I have a working lambda function in Python that computes the highest similarity between each string in dataset1 and the strings in dataset2. During an iteration, it writes the string, the best match and the similarity together with some other information to bigquery. There is no return value, as the purpose of the function is to insert a row into a bigquery dataset. This process takes rather long which is why I wanted to use Pyspark and Dataproc to speed up the process.
Converting the pandas dataframes to spark was easy. I am having trouble to register my udf, because it has no return value and pyspark requires one. In addition I don't understand how to map the 'apply' function in python to the pyspark variant. So basically my question is how to transform the python code below to work on a spark dataframe.
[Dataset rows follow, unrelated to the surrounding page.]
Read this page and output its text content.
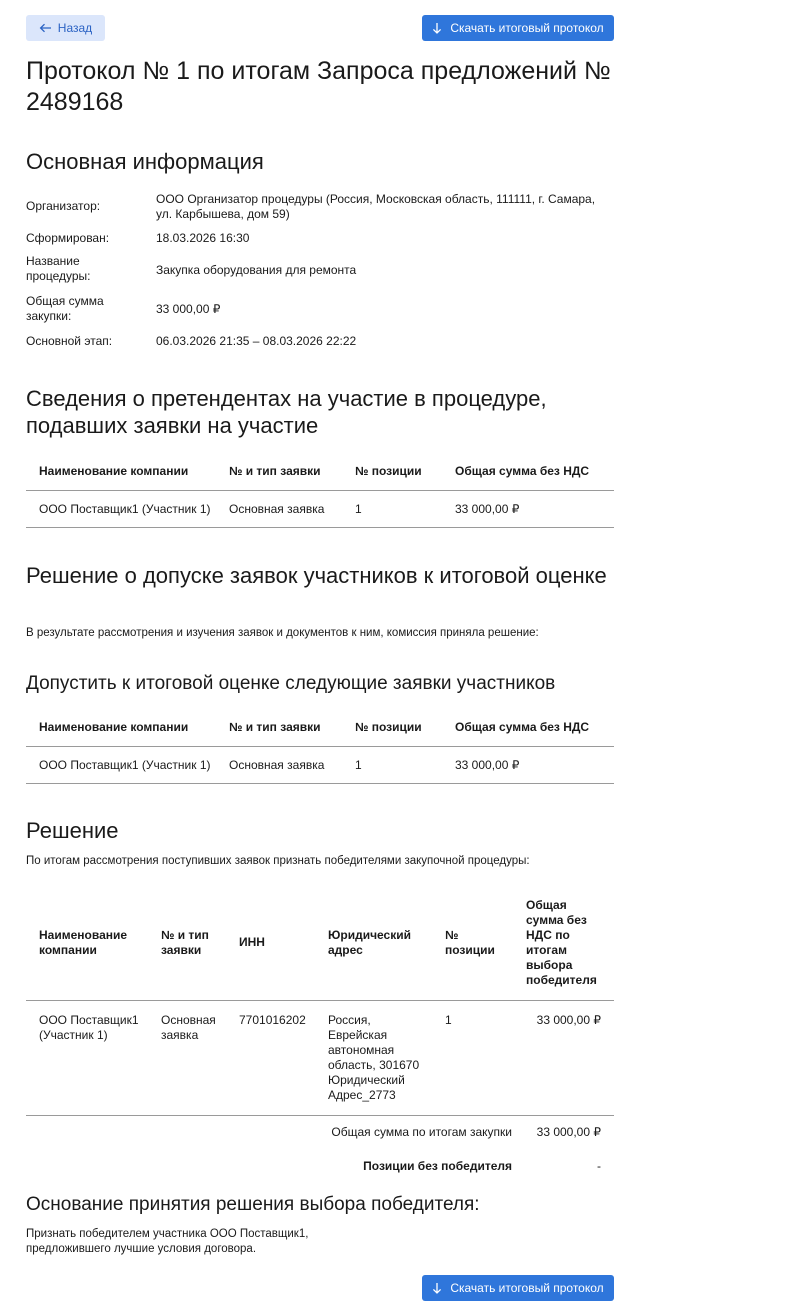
Назад	Скачать итоговый протокол
Протокол № 1 по итогам Запроса предложений № 2489168
Основная информация
Организатор:	ООО Организатор процедуры (Россия, Московская область, 111111, г. Самара, ул. Карбышева, дом 59)
Сформирован:	18.03.2026 16:30
Название процедуры:	Закупка оборудования для ремонта
Общая сумма закупки:	33 000,00 ₽
Основной этап:	06.03.2026 21:35 – 08.03.2026 22:22
Сведения о претендентах на участие в процедуре, подавших заявки на участие
Наименование компании	№ и тип заявки	№ позиции	Общая сумма без НДС
ООО Поставщик1 (Участник 1)	Основная заявка	1	33 000,00 ₽
Решение о допуске заявок участников к итоговой оценке
В результате рассмотрения и изучения заявок и документов к ним, комиссия приняла решение:
Допустить к итоговой оценке следующие заявки участников
Наименование компании	№ и тип заявки	№ позиции	Общая сумма без НДС
ООО Поставщик1 (Участник 1)	Основная заявка	1	33 000,00 ₽
Решение
По итогам рассмотрения поступивших заявок признать победителями закупочной процедуры:
Наименование компании	№ и тип заявки	ИНН	Юридический адрес	№ позиции	Общая сумма без НДС по итогам выбора победителя
ООО Поставщик1 (Участник 1)	Основная заявка	7701016202	Россия, Еврейская автономная область, 301670 Юридический Адрес_2773	1	33 000,00 ₽
Общая сумма по итогам закупки 33 000,00 ₽
Позиции без победителя	-
Основание принятия решения выбора победителя:
Признать победителем участника ООО Поставщик1,
предложившего лучшие условия договора.
Скачать итоговый протокол
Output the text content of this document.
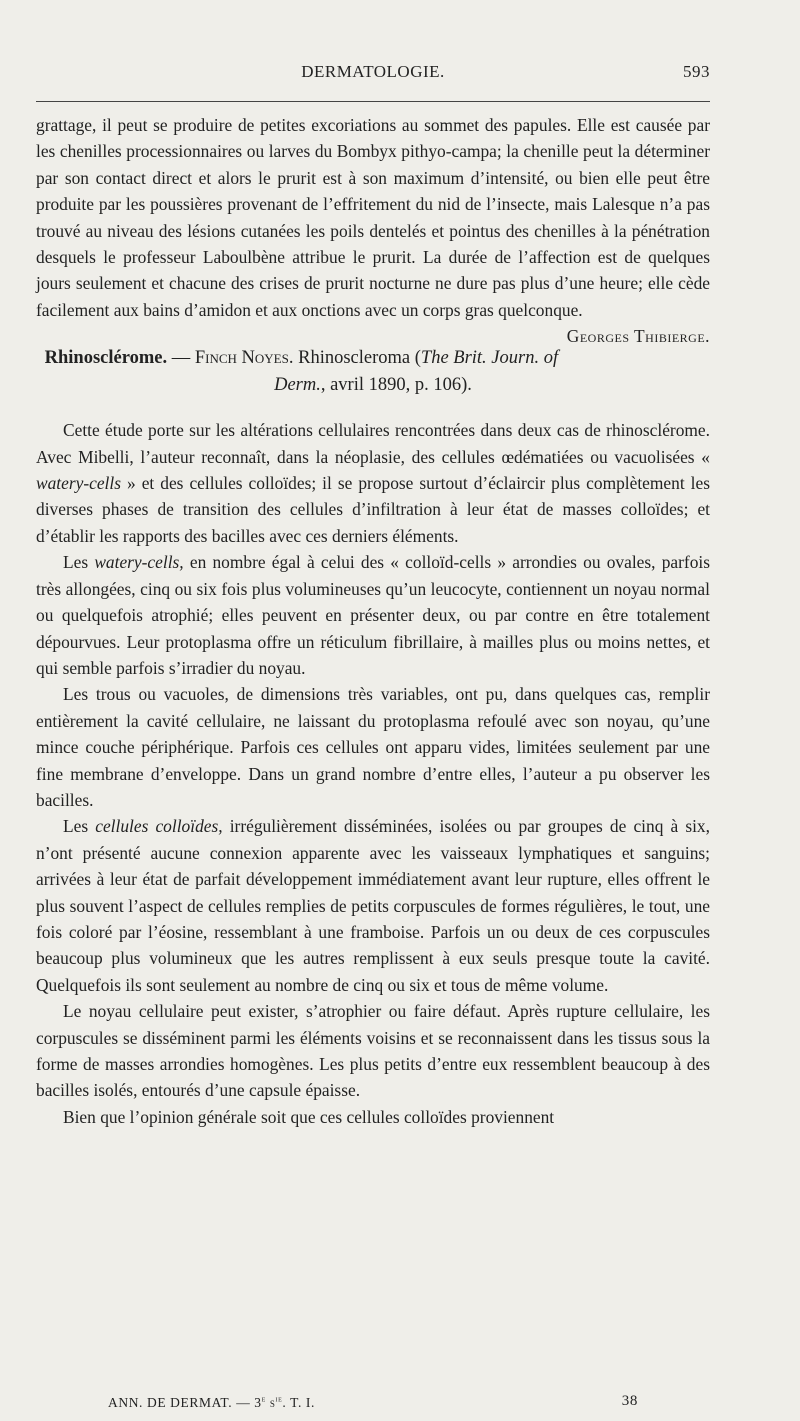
DERMATOLOGIE.	593

grattage, il peut se produire de petites excoriations au sommet des papules. Elle est causée par les chenilles processionnaires ou larves du Bombyx pithyo-campa; la chenille peut la déterminer par son contact direct et alors le prurit est à son maximum d’intensité, ou bien elle peut être produite par les poussières provenant de l’effritement du nid de l’insecte, mais Lalesque n’a pas trouvé au niveau des lésions cutanées les poils dentelés et pointus des chenilles à la pénétration desquels le professeur Laboulbène attribue le prurit. La durée de l’affection est de quelques jours seulement et chacune des crises de prurit nocturne ne dure pas plus d’une heure; elle cède facilement aux bains d’amidon et aux onctions avec un corps gras quelconque.
Georges Thibierge.

Rhinosclérome. — Finch Noyes. Rhinoscleroma (The Brit. Journ. of Derm., avril 1890, p. 106).

Cette étude porte sur les altérations cellulaires rencontrées dans deux cas de rhinosclérome. Avec Mibelli, l’auteur reconnaît, dans la néoplasie, des cellules œdématiées ou vacuolisées « watery-cells » et des cellules colloïdes; il se propose surtout d’éclaircir plus complètement les diverses phases de transition des cellules d’infiltration à leur état de masses colloïdes; et d’établir les rapports des bacilles avec ces derniers éléments.

Les watery-cells, en nombre égal à celui des « colloïd-cells » arrondies ou ovales, parfois très allongées, cinq ou six fois plus volumineuses qu’un leucocyte, contiennent un noyau normal ou quelquefois atrophié; elles peuvent en présenter deux, ou par contre en être totalement dépourvues. Leur protoplasma offre un réticulum fibrillaire, à mailles plus ou moins nettes, et qui semble parfois s’irradier du noyau.

Les trous ou vacuoles, de dimensions très variables, ont pu, dans quelques cas, remplir entièrement la cavité cellulaire, ne laissant du protoplasma refoulé avec son noyau, qu’une mince couche périphérique. Parfois ces cellules ont apparu vides, limitées seulement par une fine membrane d’enveloppe. Dans un grand nombre d’entre elles, l’auteur a pu observer les bacilles.

Les cellules colloïdes, irrégulièrement disséminées, isolées ou par groupes de cinq à six, n’ont présenté aucune connexion apparente avec les vaisseaux lymphatiques et sanguins; arrivées à leur état de parfait développement immédiatement avant leur rupture, elles offrent le plus souvent l’aspect de cellules remplies de petits corpuscules de formes régulières, le tout, une fois coloré par l’éosine, ressemblant à une framboise. Parfois un ou deux de ces corpuscules beaucoup plus volumineux que les autres remplissent à eux seuls presque toute la cavité. Quelquefois ils sont seulement au nombre de cinq ou six et tous de même volume.

Le noyau cellulaire peut exister, s’atrophier ou faire défaut. Après rupture cellulaire, les corpuscules se disséminent parmi les éléments voisins et se reconnaissent dans les tissus sous la forme de masses arrondies homogènes. Les plus petits d’entre eux ressemblent beaucoup à des bacilles isolés, entourés d’une capsule épaisse.

Bien que l’opinion générale soit que ces cellules colloïdes proviennent

ANN. DE DERMAT. — 3e $s^{ie}$. T. I.	38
The following code works in a regular Python environment:
def embargomatch(name, code, embargo_names):
find best match
insert best match and additional information to bigquery
customer_names.apply(lambda x: embargoMatch(x['name'], x['customer_code'],embargo_names),axis=1)
Because pyspark requires a return type, I added 'return 1' to the udf and tried the following:
customer_names = spark.createDataFrame(customer_names)
from pyspark.sql.types import IntegerType
embargo_match_udf = udf(lambda x: embargoMatch(x['name'], x['customer_code'],embargo_names), IntegerType())
Now i'm stuck trying to apply the select function, as I don't know what parameters to give.